The Union home ministry has asked the CRPF to identify “urban Naxals” and “overground” Maoist strategists and sympathisers as part of a crackdown on the rebels’ network in the cities, sources in the paramilitary force said.
“Urban Naxal” is a Right-wing concoction whose existence even the home ministry had denied in Parliament but which continues to feature in speeches of BJP leaders, including Prime Minister Narendra Modi, as one of the foremost threats to the country’s security. The term covers in its sweep dissenters and other critics of the Modi government. In the run-up to the recently held Maharashtra elections, Modi had said the Congress was being run by “a gang of urban Naxals”.
The Central Reserve Police Force (CRPF) is India’s primary counter-Maoist unit. It also battles insurgency in Jammu and Kashmir andthe Northeast.

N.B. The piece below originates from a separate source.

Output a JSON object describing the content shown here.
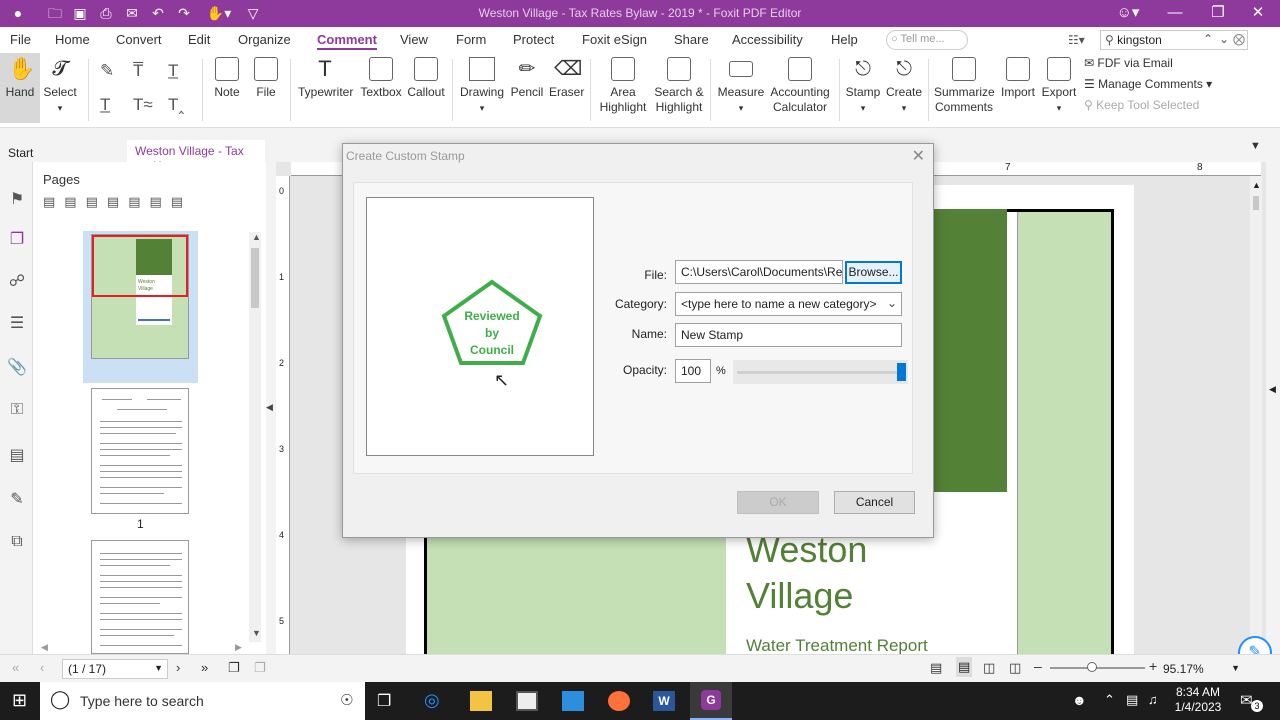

“The home ministry has directed the paramilitary force to identify the front organisations of Maoists functioning in several cities across the country. The ministry has asked us to track down such overground Maoist strategists and sympathisers and launch a crackdown on urban Naxals with the help of state police forces,” said a CRPF official.
Sources in the ministry said intelligence reports suggested that several front organisations of Maoists were functioning in Calcutta, Delhi, Mumbai, Chandigarh, Ranchi, Hyderabad, Thiruvananthapuram, Madurai, Nagpur and Pune in the garb of NGOs and civilrights organisations.
Sources said these front organisations provide logistical support to the armed struggle in the jungles, ensuring fusion between overground and underground activities. They are also responsible for “recruiting educated youths to support the movement” and play the role of “ideologues”.
“The intelligence report said the CPI(Maoist) attaches immense importance to the urban movement which works towards creating a united front to support their cause. The urban movement is the main source to provide leadership and resources to the CPI(Maoist),” said a home ministry official.
According to the report, the responsibility for the provision of supplies, technologies, expertise, information and other logistics support is also shouldered by the overground activists/sympathisers in urban centres,he added.
In the past, Modi had stressed the need to root out all forms of “Naxalism”, whether “the ones with guns or the ones with pens”. In a written reply in March 2020, the home ministry had, however, told Parliament that the phrase “urban Naxals” was not used by the ministry.
The term urban Naxals became popular in 2018 when many critics of the Modi government, such as the Elgaar Parishad accused, were branded so, along with being “anti-nationals”, and arrested on charges of links with Maoist groups and an alleged ultra-Left plot to assassinate the Prime Minister.
Social scientist Prabhat Patnaik, in an interview with The Telegraph last year, had said “urban Naxal” was a label to terrorise intellectuals. “The terrorisation of intellectuals is not just meant to silence them and to force other intellectuals into eschewing dissidence, it is also meant to create an impression among the public that there are all kinds of conspiracies afoot, that the country is besieged, and so on,” Patnaik had said.